Re: [PATCH] softirq: fix memory corruption when freeing tasklet_struct

From: Allen
Date: Fri Jan 26 2024 - 13:37:11 EST


> > There's a problem with the tasklet API - there is no reliable way how to
> > free a structure that contains tasklet_struct. The problem is that the
> > function tasklet_action_common calls task_unlock(t) after it called the
> > callback. If the callback does something that frees tasklet_struct,
> > task_unlock(t) would write into free memory.
>
> Ugh.
>
> I see what you're doing, but I have to say, I dislike this patch
> immensely. It feels like a serious misdesign that is then papered over
> with a hack.
>
> I'd much rather see us trying to move away from tasklets entirely in
> cases like this. Just say "you cannot do that".
>
The idea of moving away from using tasklets has been discussed several times.
I am working on entirely moving away from using tasklets. Ofcourse, we have
some subsystems(like DMA), where we need to do a little more.

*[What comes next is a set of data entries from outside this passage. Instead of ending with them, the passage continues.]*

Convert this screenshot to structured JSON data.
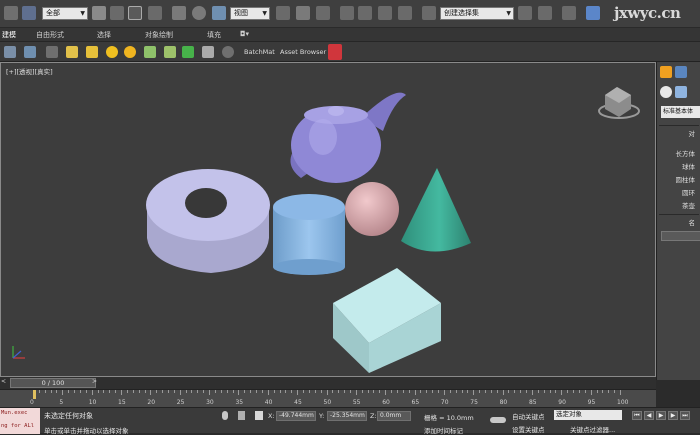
{
  "toolbar": {
    "selection_filter": "全部",
    "ref_coord": "视图",
    "named_selection": "创建选择集",
    "watermark": "jxwyc.cn"
  },
  "tabs": [
    "建模",
    "自由形式",
    "选择",
    "对象绘制",
    "填充"
  ],
  "ribbon": {
    "batchmat": "BatchMat",
    "asset_browser": "Asset Browser"
  },
  "viewport": {
    "label": "[+][透视][真实]"
  },
  "command_panel": {
    "category": "标准基本体",
    "rollout_title": "对",
    "primitives": [
      "长方体",
      "球体",
      "圆柱体",
      "圆环",
      "茶壶"
    ],
    "name_rollout": "名"
  },
  "time": {
    "slider": "0 / 100",
    "ticks": [
      0,
      5,
      10,
      15,
      20,
      25,
      30,
      35,
      40,
      45,
      50,
      55,
      60,
      65,
      70,
      75,
      80,
      85,
      90,
      95,
      100
    ]
  },
  "status": {
    "maxscript_1": "Mun.exec",
    "maxscript_2": "ng for ALl",
    "line1": "未选定任何对象",
    "line2": "单击或单击并拖动以选择对象",
    "x_label": "X:",
    "x_value": "-49.744mm",
    "y_label": "Y:",
    "y_value": "-25.354mm",
    "z_label": "Z:",
    "z_value": "0.0mm",
    "grid": "栅格 = 10.0mm",
    "add_time_tag": "添加时间标记",
    "auto_key": "自动关键点",
    "selected_object": "选定对象",
    "set_key": "设置关键点",
    "key_filters": "关键点过滤器..."
  },
  "colors": {
    "teapot": "#8f88d6",
    "torus": "#b9b8e3",
    "cylinder": "#8ab8e2",
    "sphere": "#d9a9ad",
    "cone": "#3aa993",
    "box": "#b8e3e4"
  }
}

> In fact, of the two cases that want this new functionality, at least
> dm-verity already makes tasklets a conditional feature that isn't even
> enabled by default, and that was only introduced in the last couple of
> years.
>
> So I think dm-verity would be better off just removing tasklet use,
> and we should check whether there are better models for handling the
> latency issue.
>
> The dm-crypt.c case looks different, but similar. I'm not sure why it
> doesn't just use the workqueue for the "in interrupt" case. Like
> dm-verity, it already does have a workqueue option, and it's a
> setup-time option to say "don't use the workqueue for reads / writes".

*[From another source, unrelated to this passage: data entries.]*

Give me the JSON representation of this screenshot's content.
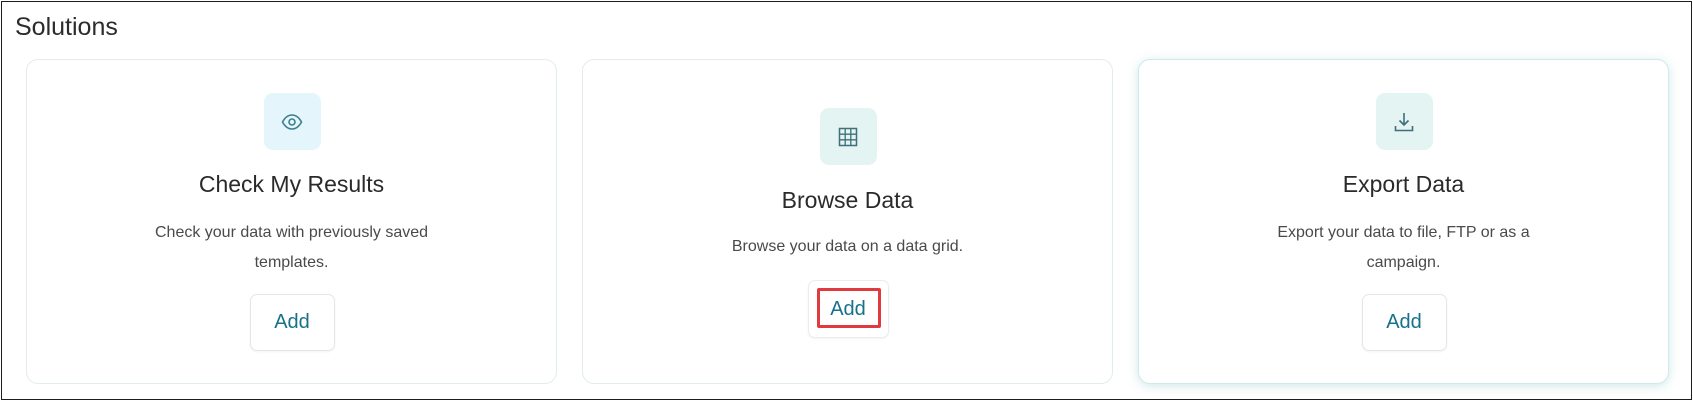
{
  "section": {
    "title": "Solutions"
  },
  "cards": [
    {
      "icon": "eye-icon",
      "title": "Check My Results",
      "description": "Check your data with previously saved templates.",
      "button_label": "Add"
    },
    {
      "icon": "table-grid-icon",
      "title": "Browse Data",
      "description": "Browse your data on a data grid.",
      "button_label": "Add",
      "button_highlighted": true
    },
    {
      "icon": "download-icon",
      "title": "Export Data",
      "description": "Export your data to file, FTP or as a campaign.",
      "button_label": "Add"
    }
  ],
  "colors": {
    "accent": "#17718a",
    "highlight": "#e0393e",
    "icon_bg_blue": "#e4f6fb",
    "icon_bg_teal": "#e3f4f2"
  }
}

> But it feels like the code should just say "tough luck, in interrupt
> context we *will* use workqueues".
>
> So honestly, both of the cases you bring up seem to be just BUGGY. The
> fix is not to extend tasklets to a new thing, the fix is to say "those
> two uses of tasklets were broken, and should go away".
>
> End result: I would suggest:
>
> - just get rid of the actively buggy use of tasklets. It's not
> necessary in either case.
>
> - look at introducing a "low-latency atomic workqueue" that looks
> *exactly* like a regular workqueue, but has the rule that it's per-cpu
> and functions on it cannot sleep
>
> because I think one common issue with workqueues - which are better
> designed than tasklets - is that scheduling latency.
>
> I think if we introduced a workqueue that worked more like a tasklet -
> in that it's run in softirq context - but doesn't have the interface
> mistakes of tasklets, a number of existing workqueue users might
> decide that that is exactly what they want.
>
> So we could have a per-cpu 'atomic_wq' that things can be scheduled
> on, and that runs from softirqs just like tasklets, and shares the
> workqueue queueing infrastructure but doesn't use the workqueue
> threads.
>
> Yes, the traditional use of workqueues is to be able to sleep and do
> things in process context, so that sounds a bit odd, but let's face
> it, we
>
> (a) already have multiple classes of workqueues
>
> (b) avoiding deep - and possibly recursive - stack depths is another
> reason people use workqueues
>
> (c) avoiding interrupt context is a real concern, even if you don't
> want to sleep
>
> and I really *really* would like to get rid of tasklets entirely.
>
> They started as this very specific hardcoded softirq thing used by
> some drivers, and then the notion was generalized.
>
> And I think it was generalized badly, as shown by this example.
>
> I have added Tejun to the cc, so that he can throw his hands up in
> horror and say "Linus, you're crazy, your drug-fueled idea would be
> horrid because of Xyz".
>
> But *maybe* Tejun has been taking the same drugs I have, and goes
> "yeah, that would fit well".
>
> Tejun? Please tell me I'm not on some bad crack..
>
> Linus
>
- Allen